Simply expressed, a company’s book value is equal to its assets less its liabilities. This is the total value of all assets, excluding intangibles like goodwill that are difficult to quantify. Liabilities comprise all debts, whether short-term or long-term.

Liabilities with fewer assets equal book value.

To put it another way, how much money would be left over after all debts and assets were sold off if you were to close the business? That is the book value of the business.

Take a look at a business with $2 million in total assets and $1 million in outstanding liabilities. Its book value would be $1 million.

alternative terms: net value and shareholder equity

**The Limits of Book Value**

A company’s book value put simply, is equal to its assets less its liabilities. This is the entire worth of all assets, excluding ill-defined intangibles like goodwill. All debts, whether short-term or long-term, are considered liabilities.
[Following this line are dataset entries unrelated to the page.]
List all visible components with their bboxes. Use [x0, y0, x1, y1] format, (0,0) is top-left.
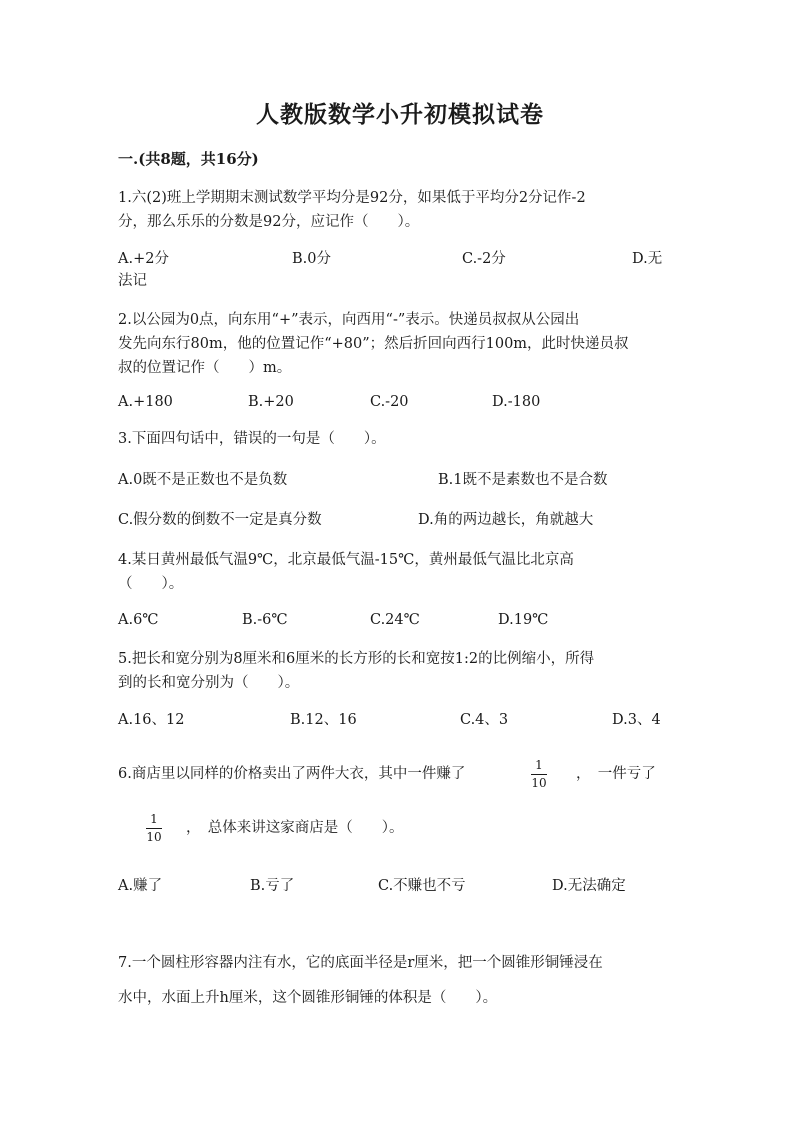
fraction-numerator: 1	[535, 758, 543, 772]
question-text: 2.以公园为0点，向东用“+”表示，向西用“-”表示。快递员叔叔从公园出	[118, 312, 580, 328]
option-a: A.6℃	[118, 612, 159, 628]
question-text: （ ）。	[118, 576, 184, 592]
option-d: D.19℃	[498, 612, 549, 628]
question-text: 4.某日黄州最低气温9℃，北京最低气温-15℃，黄州最低气温比北京高	[118, 552, 574, 568]
fraction-one-tenth	[146, 812, 162, 845]
option-b: B.亏了	[250, 878, 295, 894]
option-c: C.-2分	[462, 251, 506, 267]
question-text: 发先向东行80m，他的位置记作“+80”；然后折回向西行100m，此时快递员叔	[118, 336, 629, 352]
fraction-bar	[146, 828, 162, 829]
option-b: B.1既不是素数也不是合数	[438, 472, 608, 488]
fraction-one-tenth	[531, 758, 547, 791]
question-text: ， 一件亏了	[576, 766, 656, 782]
option-d: D.无	[632, 251, 663, 267]
option-d: D.无法确定	[552, 878, 626, 894]
question-text: 1.六(2)班上学期期末测试数学平均分是92分，如果低于平均分2分记作-2	[118, 190, 586, 206]
option-b: B.+20	[248, 394, 294, 410]
question-text: 6.商店里以同样的价格卖出了两件大衣，其中一件赚了	[118, 766, 466, 782]
option-a: A.16、12	[118, 712, 185, 728]
option-b: B.0分	[292, 251, 331, 267]
option-c: C.假分数的倒数不一定是真分数	[118, 512, 322, 528]
question-text: 到的长和宽分别为（ ）。	[118, 675, 300, 691]
question-text: 5.把长和宽分别为8厘米和6厘米的长方形的长和宽按1:2的比例缩小，所得	[118, 651, 595, 667]
option-b: B.12、16	[290, 712, 357, 728]
option-a: A.+2分	[118, 251, 169, 267]
option-b: B.-6℃	[242, 612, 288, 628]
option-d: D.角的两边越长，角就越大	[418, 512, 594, 528]
fraction-numerator: 1	[150, 812, 158, 826]
question-text: ， 总体来讲这家商店是（ ）。	[186, 820, 404, 836]
question-text: 分，那么乐乐的分数是92分，应记作（ ）。	[118, 214, 420, 230]
option-a: A.+180	[118, 394, 173, 410]
question-text: 3.下面四句话中，错误的一句是（ ）。	[118, 431, 386, 447]
option-c: C.不赚也不亏	[378, 878, 466, 894]
question-text: 水中，水面上升h厘米，这个圆锥形铜锤的体积是（ ）。	[118, 990, 498, 1006]
fraction-bar	[531, 774, 547, 775]
option-c: C.4、3	[460, 712, 509, 728]
fraction-denominator: 10	[531, 776, 547, 790]
option-a: A.0既不是正数也不是负数	[118, 472, 288, 488]
option-d: D.3、4	[612, 712, 661, 728]
option-d: D.-180	[492, 394, 541, 410]
option-c: C.24℃	[370, 612, 420, 628]
option-c: C.-20	[370, 394, 409, 410]
question-text: 7.一个圆柱形容器内注有水，它的底面半径是r厘米，把一个圆锥形铜锤浸在	[118, 955, 603, 971]
fraction-denominator: 10	[146, 830, 162, 844]
option-a: A.赚了	[118, 878, 163, 894]
page-title: 人教版数学小升初模拟试卷	[256, 101, 544, 128]
question-text: 叔的位置记作（ ）m。	[118, 360, 292, 376]
option-d-wrap: 法记	[118, 273, 147, 289]
section-heading: 一.(共8题，共16分)	[118, 150, 259, 168]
Assets minus liabilities equal book value.

Or, to put it another way, if you were to liquidate the firm, how much money would be left over after all liabilities and assets were sold off? That is the company’s book value.

Consider a company with $2 million in assets overall and $1 million in unpaid obligations. It would have a $1 million book value.

**Other Vital Values for Investors**

You won’t want to fully commit to an investment until you have a solid understanding of a wide variety of other factors that contribute to the value of a company. The following is a list of some popular terminology that you should probably familiarise yourself with and make sure you understand:

**Earnings per share (EPS):**This is the portion of a company’s earnings that is allocated to each share of stock held by shareholders.**Price-to-earnings ratio (P/E):**This compares the current price of a share to the profits that are generated per share.**Projected earnings growth (PEG):**This analysis compares the price-to-earnings ratio to the growth ratio for the given stock.**Price-to-sales ratio (P/S):**The market capitalization of a corporation is calculated by deducting its most recent year’s revenue from that total. P/S can also be found by dividing the price of a stock per share by per-share revenue.**Dividend payout ratio:**This figure presents a comparison between the total net income of the firm and the total dividends that were distributed to investors.**Dividend yield:**This is a percentage of the current price of a share, which can be calculated by first dividing the yearly dividend of a company by the price of a share at the moment, and then multiplying the result by 100 in order to get a percentage.**Return on equity (ROE):**The return on equity metric is used to determine how profitable a firm is in comparison to the book value of its shareholders’ equity.